A post of mine at _The Torch_:

What to do with the Canadian Coast Guard?
http://toyoufromfailinghands.blogspot.com/2007/02/what-to-do-with-canadian-coast-guard.html

Mark
Ottawa


----------



## Colin Parkinson (15 Feb 2007)

A very good assessment and I like the fact that you key in on the “un-sexy” infrastructure roles that CCG plays. Plus you describe the handling of the CCG by DFO in clear if not “polite” terms, my opinion may be a bit stronger as to the damage caused to the CCG by the DFO management. Also you correctly identified Transport Canada’s role as a Policy maker and regulator. In fact my office (Navigable Waters)and boating Safety were both moved intact back to Transport.

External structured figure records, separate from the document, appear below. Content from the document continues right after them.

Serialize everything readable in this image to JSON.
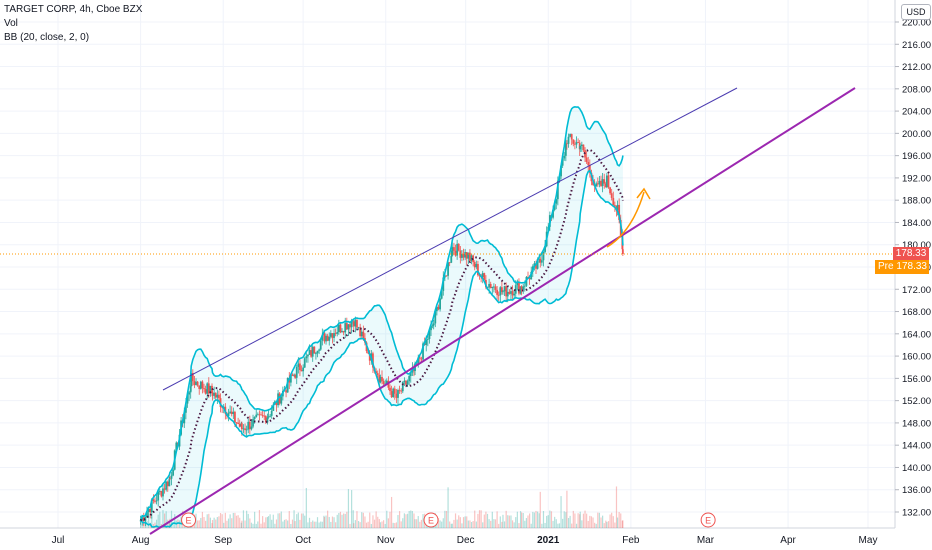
{
  "legend": {
    "symbol": "TARGET CORP, 4h, Cboe BZX",
    "volume": "Vol",
    "indicator": "BB (20, close, 2, 0)"
  },
  "currency": "USD",
  "price_label": "178.33",
  "pre_label": "Pre",
  "pre_price": "178.33",
  "earnings_marker": "E",
  "colors": {
    "up": "#26a69a",
    "down": "#ef5350",
    "band": "#00bcd4",
    "basis": "#4a1942",
    "upper_trendline": "#4b3bb0",
    "lower_trendline": "#9c27b0",
    "arrow": "#ff9800",
    "price_line": "#ff9800"
  },
  "chart_data": {
    "type": "candlestick",
    "x_tick_labels": [
      "Jul",
      "Aug",
      "Sep",
      "Oct",
      "Nov",
      "Dec",
      "2021",
      "Feb",
      "Mar",
      "Apr",
      "May"
    ],
    "y_tick_labels": [
      "132.00",
      "136.00",
      "140.00",
      "144.00",
      "148.00",
      "152.00",
      "156.00",
      "160.00",
      "164.00",
      "168.00",
      "172.00",
      "176.00",
      "180.00",
      "184.00",
      "188.00",
      "192.00",
      "196.00",
      "200.00",
      "204.00",
      "208.00",
      "212.00",
      "216.00",
      "220.00"
    ],
    "ylim": [
      130,
      221
    ],
    "last_price": 178.33,
    "series": [
      {
        "name": "BB (20, close, 2, 0)",
        "points": [
          {
            "date": "2020-08-01",
            "close": 130.5
          },
          {
            "date": "2020-08-12",
            "close": 138.0
          },
          {
            "date": "2020-08-20",
            "close": 155.8
          },
          {
            "date": "2020-08-28",
            "close": 153.5
          },
          {
            "date": "2020-09-08",
            "close": 147.0
          },
          {
            "date": "2020-09-18",
            "close": 149.5
          },
          {
            "date": "2020-09-28",
            "close": 157.0
          },
          {
            "date": "2020-10-09",
            "close": 163.5
          },
          {
            "date": "2020-10-20",
            "close": 166.5
          },
          {
            "date": "2020-10-30",
            "close": 156.0
          },
          {
            "date": "2020-11-05",
            "close": 152.5
          },
          {
            "date": "2020-11-12",
            "close": 157.5
          },
          {
            "date": "2020-11-19",
            "close": 166.0
          },
          {
            "date": "2020-11-26",
            "close": 179.5
          },
          {
            "date": "2020-12-02",
            "close": 178.0
          },
          {
            "date": "2020-12-08",
            "close": 173.5
          },
          {
            "date": "2020-12-15",
            "close": 171.5
          },
          {
            "date": "2020-12-22",
            "close": 172.5
          },
          {
            "date": "2020-12-29",
            "close": 177.0
          },
          {
            "date": "2021-01-04",
            "close": 189.0
          },
          {
            "date": "2021-01-08",
            "close": 199.0
          },
          {
            "date": "2021-01-13",
            "close": 198.0
          },
          {
            "date": "2021-01-19",
            "close": 190.0
          },
          {
            "date": "2021-01-23",
            "close": 191.5
          },
          {
            "date": "2021-01-27",
            "close": 186.0
          },
          {
            "date": "2021-01-29",
            "close": 178.33
          }
        ]
      }
    ]
  }
}
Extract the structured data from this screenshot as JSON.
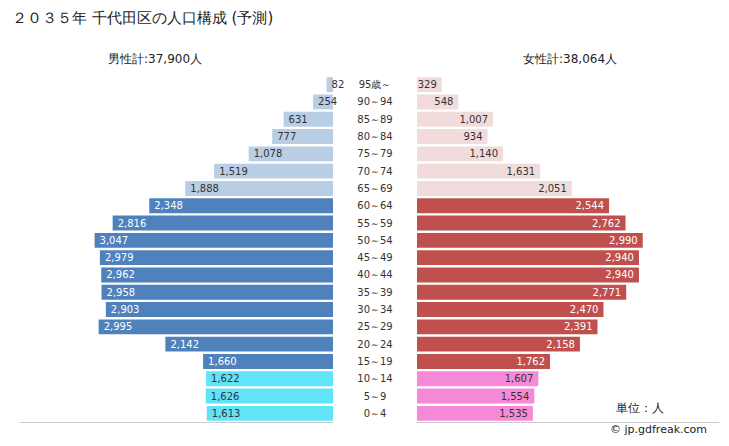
{
  "chart_data": {
    "type": "bar",
    "title": "２０３５年 千代田区の人口構成 (予測)",
    "orientation": "horizontal",
    "categories": [
      "95歳～",
      "90～94",
      "85～89",
      "80～84",
      "75～79",
      "70～74",
      "65～69",
      "60～64",
      "55～59",
      "50～54",
      "45～49",
      "40～44",
      "35～39",
      "30～34",
      "25～29",
      "20～24",
      "15～19",
      "10～14",
      "5～9",
      "0～4"
    ],
    "series": [
      {
        "name": "男性計:37,900人",
        "values": [
          82,
          254,
          631,
          777,
          1078,
          1519,
          1888,
          2348,
          2816,
          3047,
          2979,
          2962,
          2958,
          2903,
          2995,
          2142,
          1660,
          1622,
          1626,
          1613
        ],
        "value_labels": [
          "82",
          "254",
          "631",
          "777",
          "1,078",
          "1,519",
          "1,888",
          "2,348",
          "2,816",
          "3,047",
          "2,979",
          "2,962",
          "2,958",
          "2,903",
          "2,995",
          "2,142",
          "1,660",
          "1,622",
          "1,626",
          "1,613"
        ],
        "colors": [
          "#b9cde5",
          "#b9cde5",
          "#b9cde5",
          "#b9cde5",
          "#b9cde5",
          "#b9cde5",
          "#b9cde5",
          "#4f81bd",
          "#4f81bd",
          "#4f81bd",
          "#4f81bd",
          "#4f81bd",
          "#4f81bd",
          "#4f81bd",
          "#4f81bd",
          "#4f81bd",
          "#4f81bd",
          "#62e3f8",
          "#62e3f8",
          "#62e3f8"
        ]
      },
      {
        "name": "女性計:38,064人",
        "values": [
          329,
          548,
          1007,
          934,
          1140,
          1631,
          2051,
          2544,
          2762,
          2990,
          2940,
          2940,
          2771,
          2470,
          2391,
          2158,
          1762,
          1607,
          1554,
          1535
        ],
        "value_labels": [
          "329",
          "548",
          "1,007",
          "934",
          "1,140",
          "1,631",
          "2,051",
          "2,544",
          "2,762",
          "2,990",
          "2,940",
          "2,940",
          "2,771",
          "2,470",
          "2,391",
          "2,158",
          "1,762",
          "1,607",
          "1,554",
          "1,535"
        ],
        "colors": [
          "#f2dcdb",
          "#f2dcdb",
          "#f2dcdb",
          "#f2dcdb",
          "#f2dcdb",
          "#f2dcdb",
          "#f2dcdb",
          "#c0504d",
          "#c0504d",
          "#c0504d",
          "#c0504d",
          "#c0504d",
          "#c0504d",
          "#c0504d",
          "#c0504d",
          "#c0504d",
          "#c0504d",
          "#f68ad8",
          "#f68ad8",
          "#f68ad8"
        ]
      }
    ],
    "xlim": [
      0,
      4000
    ],
    "data_labels": true,
    "tick_labels": "y",
    "grid": false,
    "annotations": [
      "単位：人",
      "© jp.gdfreak.com"
    ]
  }
}
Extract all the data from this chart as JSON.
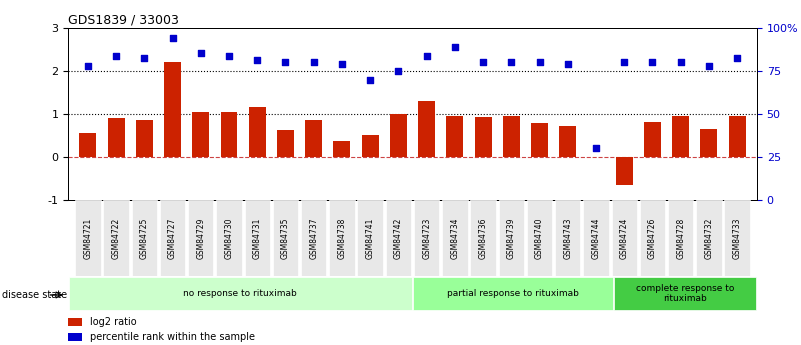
{
  "title": "GDS1839 / 33003",
  "samples": [
    "GSM84721",
    "GSM84722",
    "GSM84725",
    "GSM84727",
    "GSM84729",
    "GSM84730",
    "GSM84731",
    "GSM84735",
    "GSM84737",
    "GSM84738",
    "GSM84741",
    "GSM84742",
    "GSM84723",
    "GSM84734",
    "GSM84736",
    "GSM84739",
    "GSM84740",
    "GSM84743",
    "GSM84744",
    "GSM84724",
    "GSM84726",
    "GSM84728",
    "GSM84732",
    "GSM84733"
  ],
  "log2_ratio": [
    0.55,
    0.9,
    0.85,
    2.2,
    1.05,
    1.05,
    1.15,
    0.62,
    0.85,
    0.38,
    0.52,
    1.0,
    1.3,
    0.95,
    0.92,
    0.95,
    0.78,
    0.72,
    0.0,
    -0.65,
    0.8,
    0.95,
    0.65,
    0.95
  ],
  "percentile": [
    2.1,
    2.35,
    2.3,
    2.75,
    2.4,
    2.35,
    2.25,
    2.2,
    2.2,
    2.15,
    1.78,
    2.0,
    2.35,
    2.55,
    2.2,
    2.2,
    2.2,
    2.15,
    0.2,
    2.2,
    2.2,
    2.2,
    2.1,
    2.3
  ],
  "groups": [
    {
      "label": "no response to rituximab",
      "start": 0,
      "end": 12,
      "color": "#ccffcc"
    },
    {
      "label": "partial response to rituximab",
      "start": 12,
      "end": 19,
      "color": "#99ff99"
    },
    {
      "label": "complete response to\nrituximab",
      "start": 19,
      "end": 24,
      "color": "#44cc44"
    }
  ],
  "bar_color": "#cc2200",
  "dot_color": "#0000cc",
  "ylim_left": [
    -1,
    3
  ],
  "yticks_left": [
    -1,
    0,
    1,
    2,
    3
  ],
  "yticks_right": [
    0,
    25,
    50,
    75,
    100
  ],
  "ytick_labels_right": [
    "0",
    "25",
    "50",
    "75",
    "100%"
  ],
  "disease_state_label": "disease state",
  "legend_items": [
    {
      "color": "#cc2200",
      "label": "log2 ratio"
    },
    {
      "color": "#0000cc",
      "label": "percentile rank within the sample"
    }
  ]
}
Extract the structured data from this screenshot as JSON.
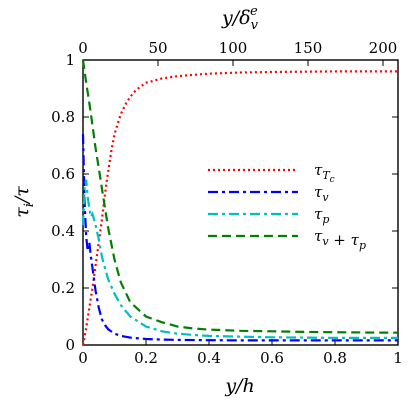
{
  "chart_data": {
    "type": "line",
    "xlabel": "y/h",
    "ylabel": "τ_i/τ",
    "top_xlabel": "y/δ_v^e",
    "xlim": [
      0,
      1
    ],
    "ylim": [
      0,
      1
    ],
    "top_xlim": [
      0,
      210
    ],
    "x_ticks": [
      "0",
      "0.2",
      "0.4",
      "0.6",
      "0.8",
      "1"
    ],
    "y_ticks": [
      "0",
      "0.2",
      "0.4",
      "0.6",
      "0.8",
      "1"
    ],
    "top_x_ticks": [
      "0",
      "50",
      "100",
      "150",
      "200"
    ],
    "grid": false,
    "legend_position": "center-right",
    "series": [
      {
        "name": "τ_{T_c}",
        "color": "#ff0000",
        "style": "dotted",
        "x": [
          0,
          0.01,
          0.02,
          0.03,
          0.04,
          0.05,
          0.06,
          0.07,
          0.08,
          0.09,
          0.1,
          0.12,
          0.14,
          0.16,
          0.18,
          0.2,
          0.25,
          0.3,
          0.35,
          0.4,
          0.5,
          0.6,
          0.7,
          0.8,
          0.9,
          1.0
        ],
        "y": [
          0,
          0.06,
          0.13,
          0.2,
          0.28,
          0.36,
          0.44,
          0.53,
          0.61,
          0.68,
          0.74,
          0.81,
          0.855,
          0.885,
          0.905,
          0.92,
          0.935,
          0.943,
          0.948,
          0.952,
          0.956,
          0.958,
          0.959,
          0.96,
          0.96,
          0.96
        ]
      },
      {
        "name": "τ_v",
        "color": "#0000ff",
        "style": "dashdot",
        "x": [
          0,
          0.005,
          0.01,
          0.015,
          0.02,
          0.025,
          0.03,
          0.04,
          0.05,
          0.06,
          0.07,
          0.08,
          0.1,
          0.12,
          0.15,
          0.2,
          0.25,
          0.3,
          0.4,
          0.5,
          0.6,
          0.7,
          0.8,
          0.9,
          1.0
        ],
        "y": [
          0.74,
          0.5,
          0.38,
          0.33,
          0.36,
          0.31,
          0.27,
          0.19,
          0.13,
          0.09,
          0.07,
          0.055,
          0.04,
          0.032,
          0.026,
          0.021,
          0.019,
          0.018,
          0.017,
          0.016,
          0.016,
          0.016,
          0.016,
          0.016,
          0.016
        ]
      },
      {
        "name": "τ_p",
        "color": "#00bfbf",
        "style": "dashdot",
        "x": [
          0,
          0.005,
          0.01,
          0.015,
          0.02,
          0.025,
          0.03,
          0.04,
          0.05,
          0.06,
          0.07,
          0.08,
          0.1,
          0.12,
          0.15,
          0.2,
          0.25,
          0.3,
          0.35,
          0.4,
          0.5,
          0.6,
          0.7,
          0.8,
          0.9,
          1.0
        ],
        "y": [
          0.42,
          0.55,
          0.58,
          0.52,
          0.48,
          0.45,
          0.46,
          0.42,
          0.37,
          0.31,
          0.27,
          0.23,
          0.18,
          0.14,
          0.1,
          0.065,
          0.048,
          0.04,
          0.035,
          0.032,
          0.029,
          0.027,
          0.026,
          0.025,
          0.025,
          0.025
        ]
      },
      {
        "name": "τ_v + τ_p",
        "color": "#008000",
        "style": "dashed",
        "x": [
          0,
          0.005,
          0.01,
          0.02,
          0.03,
          0.04,
          0.05,
          0.06,
          0.07,
          0.08,
          0.1,
          0.12,
          0.15,
          0.2,
          0.25,
          0.3,
          0.35,
          0.4,
          0.5,
          0.6,
          0.7,
          0.8,
          0.9,
          1.0
        ],
        "y": [
          1.0,
          0.96,
          0.92,
          0.85,
          0.77,
          0.69,
          0.62,
          0.55,
          0.48,
          0.41,
          0.3,
          0.22,
          0.15,
          0.1,
          0.08,
          0.065,
          0.058,
          0.054,
          0.05,
          0.048,
          0.046,
          0.045,
          0.044,
          0.043
        ]
      }
    ]
  }
}
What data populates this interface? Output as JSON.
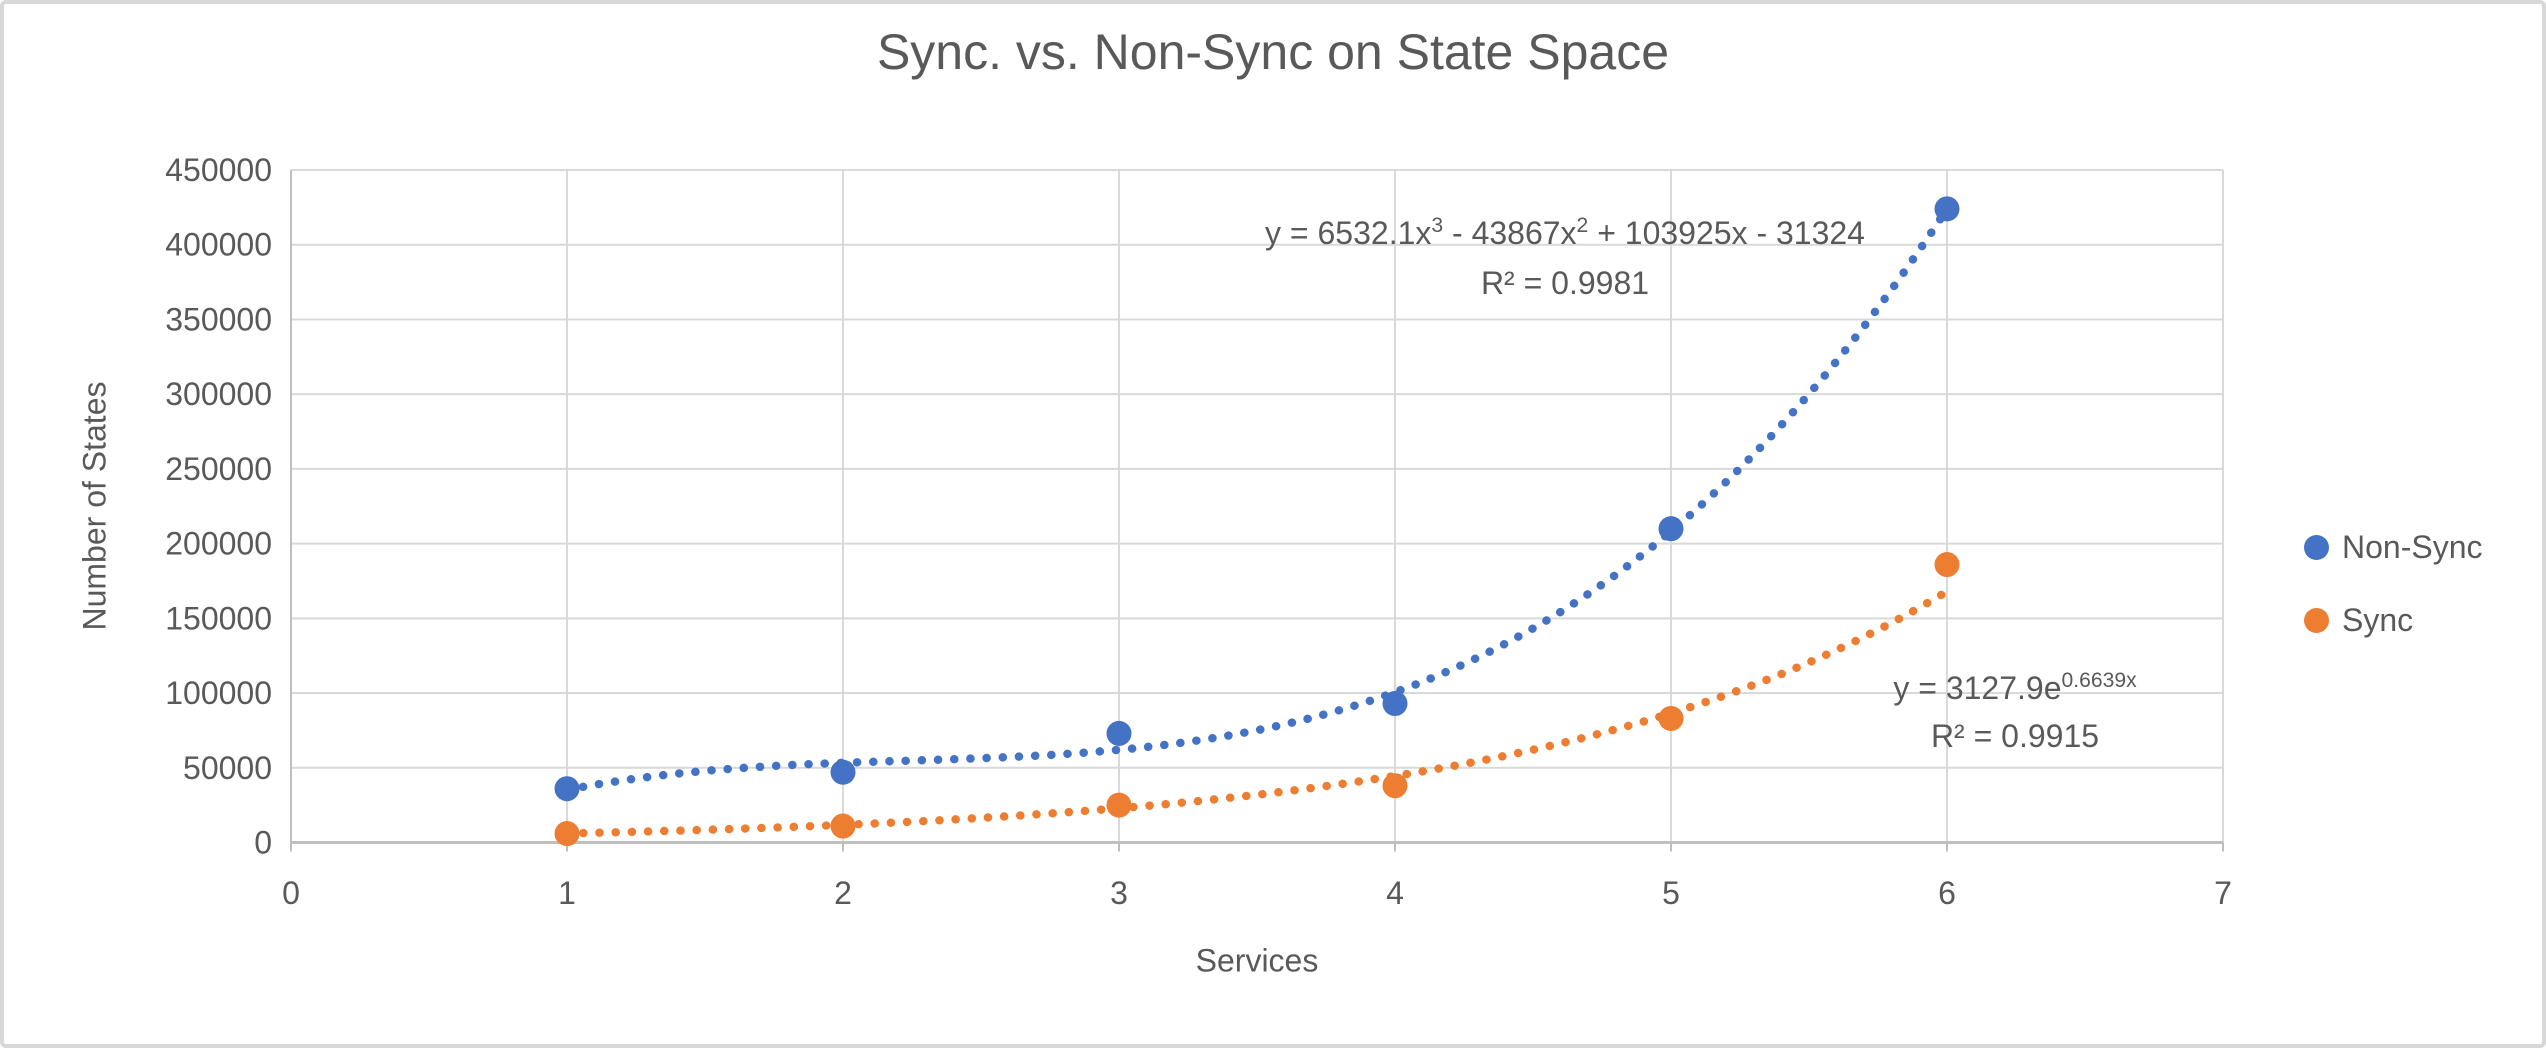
{
  "chart": {
    "title": "Sync. vs. Non-Sync on State Space",
    "x_axis_title": "Services",
    "y_axis_title": "Number of States",
    "legend": [
      {
        "label": "Non-Sync",
        "color": "#4472C4"
      },
      {
        "label": "Sync",
        "color": "#ED7D31"
      }
    ],
    "annotations": {
      "non_sync": {
        "eq_base1": "y = 6532.1x",
        "eq_sup1": "3",
        "eq_base2": " - 43867x",
        "eq_sup2": "2",
        "eq_base3": " + 103925x - 31324",
        "r2": "R² = 0.9981"
      },
      "sync": {
        "eq_base": "y = 3127.9e",
        "eq_sup": "0.6639x",
        "r2": "R² = 0.9915"
      }
    }
  },
  "chart_data": {
    "type": "scatter",
    "title": "Sync. vs. Non-Sync on State Space",
    "xlabel": "Services",
    "ylabel": "Number of States",
    "x": [
      1,
      2,
      3,
      4,
      5,
      6
    ],
    "series": [
      {
        "name": "Non-Sync",
        "color": "#4472C4",
        "values": [
          36000,
          47000,
          73000,
          93000,
          210000,
          424000
        ],
        "trendline": {
          "kind": "cubic",
          "coefficients": [
            6532.1,
            -43867,
            103925,
            -31324
          ],
          "equation": "y = 6532.1x^3 - 43867x^2 + 103925x - 31324",
          "r2": 0.9981,
          "x_start": 1,
          "x_end": 6
        }
      },
      {
        "name": "Sync",
        "color": "#ED7D31",
        "values": [
          6000,
          11000,
          25000,
          38000,
          83000,
          186000
        ],
        "trendline": {
          "kind": "exponential",
          "a": 3127.9,
          "b": 0.6639,
          "equation": "y = 3127.9e^(0.6639x)",
          "r2": 0.9915,
          "x_start": 1,
          "x_end": 6
        }
      }
    ],
    "xlim": [
      0,
      7
    ],
    "ylim": [
      0,
      450000
    ],
    "x_ticks": [
      0,
      1,
      2,
      3,
      4,
      5,
      6,
      7
    ],
    "y_ticks": [
      0,
      50000,
      100000,
      150000,
      200000,
      250000,
      300000,
      350000,
      400000,
      450000
    ],
    "grid": true,
    "legend_position": "right",
    "marker_style": "circle",
    "trendline_style": "dotted",
    "colors": {
      "gridline": "#D9D9D9",
      "axis": "#BFBFBF",
      "text": "#595959",
      "border": "#D8D8D8",
      "background": "#FFFFFF"
    }
  }
}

Emergency Response (oil spill) was split up with the regulatory end coming to Transport and the actual responders being left at CCG. Under Transport, CCG was kind of ignored, without any real malice. Under DFO it could be said that the DFO management was malicious and despised the CCG culture.


----------



## MarkOttawa (15 Feb 2007)

Colin P: Quite.  DFO policy types are very self-important, and Fisheries is terribly political.  The CCG people I worked with in Ottawa were some of the best and most dedicated colleagues I've ever had--and they were smart.  But I suppose viewed by the rest of DFO much the way the Public Service tends to view the CF.

Mark
Ottawa


----------